Windows Mobile: It started with an iPAQ in the back row of the movies

Posted on by Mike Evans

Author: Michael Evans

I'm grateful to Engadget and Michael Gartenberg for reminding me that we've just passed the tenth anniversary of Windows Mobile. Microsoft introduced the new OS on 19 April 2000 in New York and set the scene for the PDA (personal digital assistant) for at least the next seven years, until the iPhone changed the world. Since then it's been a downward slippery path for WM, although Microsoft is now putting its efforts into Windows Phone 7 and early reports look promising.

I remember all this distinctly because I was front of the queue for one of the original Compaq iPAQs. It was a great device, I thought at the time, and the answer to my dreams of portable computing. It had a very nifty dock for the desk and it could be equipped with a variety of plastic sleeves--a bit like today's iPhone battery cases--that offered expansion facilities such as PCMCIA and Compact Flash cards.

Later models of the iPAQ including phone capabilities and was wedded to one of these for a whole year. It wasn't the most wieldy of phones, of course, but it made a good stab at doing the sort of PIM and communications tasks we now take for granted in the iPhone. But I remember it mostly for a very expensive incident when I had stowed the phone in the pannier of my motorcycle for a 200-mile trip. For some unfathomable reason vibration caused the phone repeatedly to dial the last number called. This number, unfortunately, was on the other side of Europe and I subsequently received an eye-watering phone bill. They say we live and learn....

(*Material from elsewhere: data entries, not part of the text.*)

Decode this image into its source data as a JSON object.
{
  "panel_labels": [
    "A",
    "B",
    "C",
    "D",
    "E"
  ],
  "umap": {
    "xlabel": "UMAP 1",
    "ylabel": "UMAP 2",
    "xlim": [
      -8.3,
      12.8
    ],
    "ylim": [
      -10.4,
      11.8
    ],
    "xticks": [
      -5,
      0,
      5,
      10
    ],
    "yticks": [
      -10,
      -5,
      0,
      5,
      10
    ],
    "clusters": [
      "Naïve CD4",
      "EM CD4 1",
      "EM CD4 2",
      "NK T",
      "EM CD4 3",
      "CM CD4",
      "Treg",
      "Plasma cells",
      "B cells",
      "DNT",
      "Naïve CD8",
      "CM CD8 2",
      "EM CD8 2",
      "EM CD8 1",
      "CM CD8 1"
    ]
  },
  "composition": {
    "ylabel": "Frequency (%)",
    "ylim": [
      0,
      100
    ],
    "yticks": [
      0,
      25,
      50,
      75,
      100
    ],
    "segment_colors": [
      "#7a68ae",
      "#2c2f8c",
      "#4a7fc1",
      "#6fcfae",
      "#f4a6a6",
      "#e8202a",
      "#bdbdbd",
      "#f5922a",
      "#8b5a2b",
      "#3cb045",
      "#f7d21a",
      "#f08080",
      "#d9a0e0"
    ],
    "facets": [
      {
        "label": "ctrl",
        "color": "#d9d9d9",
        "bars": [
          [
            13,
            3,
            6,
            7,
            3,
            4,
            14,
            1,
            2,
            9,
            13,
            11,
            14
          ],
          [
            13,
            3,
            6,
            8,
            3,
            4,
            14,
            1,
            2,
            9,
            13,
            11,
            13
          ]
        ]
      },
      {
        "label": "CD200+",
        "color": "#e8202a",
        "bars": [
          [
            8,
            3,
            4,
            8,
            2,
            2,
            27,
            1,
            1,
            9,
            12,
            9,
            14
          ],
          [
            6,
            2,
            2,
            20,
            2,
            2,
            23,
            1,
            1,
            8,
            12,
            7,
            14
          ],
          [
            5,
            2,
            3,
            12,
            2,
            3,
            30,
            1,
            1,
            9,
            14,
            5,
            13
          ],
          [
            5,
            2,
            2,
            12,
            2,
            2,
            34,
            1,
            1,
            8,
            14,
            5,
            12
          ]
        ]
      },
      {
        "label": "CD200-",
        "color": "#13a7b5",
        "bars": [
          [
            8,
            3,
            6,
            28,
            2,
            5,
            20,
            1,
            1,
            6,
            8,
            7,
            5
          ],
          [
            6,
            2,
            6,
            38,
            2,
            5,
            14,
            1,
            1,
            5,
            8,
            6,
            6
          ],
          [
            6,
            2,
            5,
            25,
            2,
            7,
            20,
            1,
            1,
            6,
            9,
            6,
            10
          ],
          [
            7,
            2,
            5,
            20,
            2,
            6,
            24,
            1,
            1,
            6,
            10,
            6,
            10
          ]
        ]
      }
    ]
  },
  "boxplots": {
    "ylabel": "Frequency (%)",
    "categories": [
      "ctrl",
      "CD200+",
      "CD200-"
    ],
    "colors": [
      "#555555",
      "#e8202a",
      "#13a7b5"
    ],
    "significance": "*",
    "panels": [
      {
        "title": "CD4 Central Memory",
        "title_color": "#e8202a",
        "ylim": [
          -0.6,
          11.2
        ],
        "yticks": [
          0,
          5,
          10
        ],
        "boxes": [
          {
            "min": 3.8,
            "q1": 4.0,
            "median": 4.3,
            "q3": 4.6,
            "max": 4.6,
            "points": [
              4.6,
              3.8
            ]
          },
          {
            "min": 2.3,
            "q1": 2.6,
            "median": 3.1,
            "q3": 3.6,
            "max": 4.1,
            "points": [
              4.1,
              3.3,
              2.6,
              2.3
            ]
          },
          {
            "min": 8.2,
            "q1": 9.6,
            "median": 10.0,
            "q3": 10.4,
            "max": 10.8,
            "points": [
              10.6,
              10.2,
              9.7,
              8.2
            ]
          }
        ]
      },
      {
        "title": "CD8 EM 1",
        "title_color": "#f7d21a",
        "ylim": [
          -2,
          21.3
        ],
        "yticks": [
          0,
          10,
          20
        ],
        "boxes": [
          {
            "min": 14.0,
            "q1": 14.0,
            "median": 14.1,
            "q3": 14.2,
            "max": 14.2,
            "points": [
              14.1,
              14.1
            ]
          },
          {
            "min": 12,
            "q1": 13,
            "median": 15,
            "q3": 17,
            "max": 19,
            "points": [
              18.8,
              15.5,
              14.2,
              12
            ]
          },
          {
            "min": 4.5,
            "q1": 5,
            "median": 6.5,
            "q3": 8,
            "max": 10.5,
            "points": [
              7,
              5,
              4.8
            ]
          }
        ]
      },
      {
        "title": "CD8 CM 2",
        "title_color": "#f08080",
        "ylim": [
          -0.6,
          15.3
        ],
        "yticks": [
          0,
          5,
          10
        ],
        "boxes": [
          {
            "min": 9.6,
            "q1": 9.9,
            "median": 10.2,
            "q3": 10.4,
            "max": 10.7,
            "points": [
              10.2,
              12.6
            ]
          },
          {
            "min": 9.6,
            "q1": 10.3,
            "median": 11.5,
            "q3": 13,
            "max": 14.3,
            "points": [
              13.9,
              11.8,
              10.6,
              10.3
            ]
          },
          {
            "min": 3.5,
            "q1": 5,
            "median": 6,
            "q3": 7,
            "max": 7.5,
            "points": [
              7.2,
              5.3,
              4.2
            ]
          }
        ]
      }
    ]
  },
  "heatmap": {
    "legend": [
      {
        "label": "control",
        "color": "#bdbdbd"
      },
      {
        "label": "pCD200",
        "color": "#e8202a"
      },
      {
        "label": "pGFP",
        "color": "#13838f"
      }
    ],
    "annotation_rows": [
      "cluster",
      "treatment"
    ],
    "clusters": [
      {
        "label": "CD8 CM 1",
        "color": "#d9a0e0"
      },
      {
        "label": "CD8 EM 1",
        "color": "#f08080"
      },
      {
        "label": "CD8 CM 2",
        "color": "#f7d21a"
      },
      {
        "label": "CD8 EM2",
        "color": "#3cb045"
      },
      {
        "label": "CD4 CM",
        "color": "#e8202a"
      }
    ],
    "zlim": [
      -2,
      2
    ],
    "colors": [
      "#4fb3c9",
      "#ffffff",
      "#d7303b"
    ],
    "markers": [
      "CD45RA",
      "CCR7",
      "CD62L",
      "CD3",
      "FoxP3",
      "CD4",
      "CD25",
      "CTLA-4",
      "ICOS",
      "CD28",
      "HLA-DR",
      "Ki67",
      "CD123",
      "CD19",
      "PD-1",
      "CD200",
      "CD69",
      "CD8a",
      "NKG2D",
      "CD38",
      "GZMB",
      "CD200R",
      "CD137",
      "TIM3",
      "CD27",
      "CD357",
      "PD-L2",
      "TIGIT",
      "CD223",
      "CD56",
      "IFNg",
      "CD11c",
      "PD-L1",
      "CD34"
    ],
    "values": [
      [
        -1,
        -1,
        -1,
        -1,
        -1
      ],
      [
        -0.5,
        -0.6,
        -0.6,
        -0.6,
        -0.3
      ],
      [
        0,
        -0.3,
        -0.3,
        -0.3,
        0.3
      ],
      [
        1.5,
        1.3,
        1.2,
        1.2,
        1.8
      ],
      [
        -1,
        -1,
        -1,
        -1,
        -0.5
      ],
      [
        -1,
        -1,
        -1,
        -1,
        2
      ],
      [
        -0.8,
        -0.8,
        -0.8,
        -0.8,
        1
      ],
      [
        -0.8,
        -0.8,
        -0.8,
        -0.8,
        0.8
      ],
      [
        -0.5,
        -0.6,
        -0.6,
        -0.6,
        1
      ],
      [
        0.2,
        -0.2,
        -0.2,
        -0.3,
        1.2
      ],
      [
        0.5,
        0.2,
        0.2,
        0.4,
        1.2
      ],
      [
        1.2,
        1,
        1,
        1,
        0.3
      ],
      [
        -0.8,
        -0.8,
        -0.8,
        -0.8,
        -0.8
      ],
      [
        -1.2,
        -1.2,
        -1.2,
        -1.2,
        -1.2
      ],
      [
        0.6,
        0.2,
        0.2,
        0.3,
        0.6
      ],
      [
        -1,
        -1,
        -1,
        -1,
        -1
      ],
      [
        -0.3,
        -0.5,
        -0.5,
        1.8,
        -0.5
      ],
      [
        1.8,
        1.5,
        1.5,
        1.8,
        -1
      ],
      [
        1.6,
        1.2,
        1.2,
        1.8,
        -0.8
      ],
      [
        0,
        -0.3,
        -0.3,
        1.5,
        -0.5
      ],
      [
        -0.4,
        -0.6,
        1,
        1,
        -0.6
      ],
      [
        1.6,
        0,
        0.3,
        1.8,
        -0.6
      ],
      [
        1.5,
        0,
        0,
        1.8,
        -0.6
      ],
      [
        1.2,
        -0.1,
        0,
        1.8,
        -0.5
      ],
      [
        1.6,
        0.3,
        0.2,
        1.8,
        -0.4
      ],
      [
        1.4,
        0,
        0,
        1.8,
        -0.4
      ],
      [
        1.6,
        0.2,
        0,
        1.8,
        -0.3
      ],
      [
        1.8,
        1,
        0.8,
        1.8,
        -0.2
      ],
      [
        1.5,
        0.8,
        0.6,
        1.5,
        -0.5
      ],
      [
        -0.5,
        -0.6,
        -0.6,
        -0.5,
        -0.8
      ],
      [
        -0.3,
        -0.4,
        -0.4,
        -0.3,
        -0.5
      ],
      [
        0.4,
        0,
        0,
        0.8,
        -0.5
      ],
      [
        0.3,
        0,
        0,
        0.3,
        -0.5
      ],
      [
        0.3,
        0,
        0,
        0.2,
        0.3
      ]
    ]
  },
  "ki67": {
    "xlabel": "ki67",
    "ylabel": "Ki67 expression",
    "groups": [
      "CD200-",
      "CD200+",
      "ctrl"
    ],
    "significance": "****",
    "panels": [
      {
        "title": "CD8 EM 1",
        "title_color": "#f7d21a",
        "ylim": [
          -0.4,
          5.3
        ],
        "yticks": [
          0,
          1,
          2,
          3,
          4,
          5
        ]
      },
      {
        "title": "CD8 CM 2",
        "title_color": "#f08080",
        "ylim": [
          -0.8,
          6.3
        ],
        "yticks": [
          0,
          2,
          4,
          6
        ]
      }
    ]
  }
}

I was loyal to Windows Mobile until two years ago when I finally gave in to pressure from the iPhone. Later PDA/phones such as the Treo 750 were a great improvement on the earlier devices, had a good keyboard and were pretty svelte. But synchronisation, particularly with Mac, was never super smooth. 

The original Windows Mobile and the iPAQ, HP Jornado and Casio, represented a huge step forward in 2000. For the first time it was possible to have your office in your pocket. Now we have the whole world in our pocket.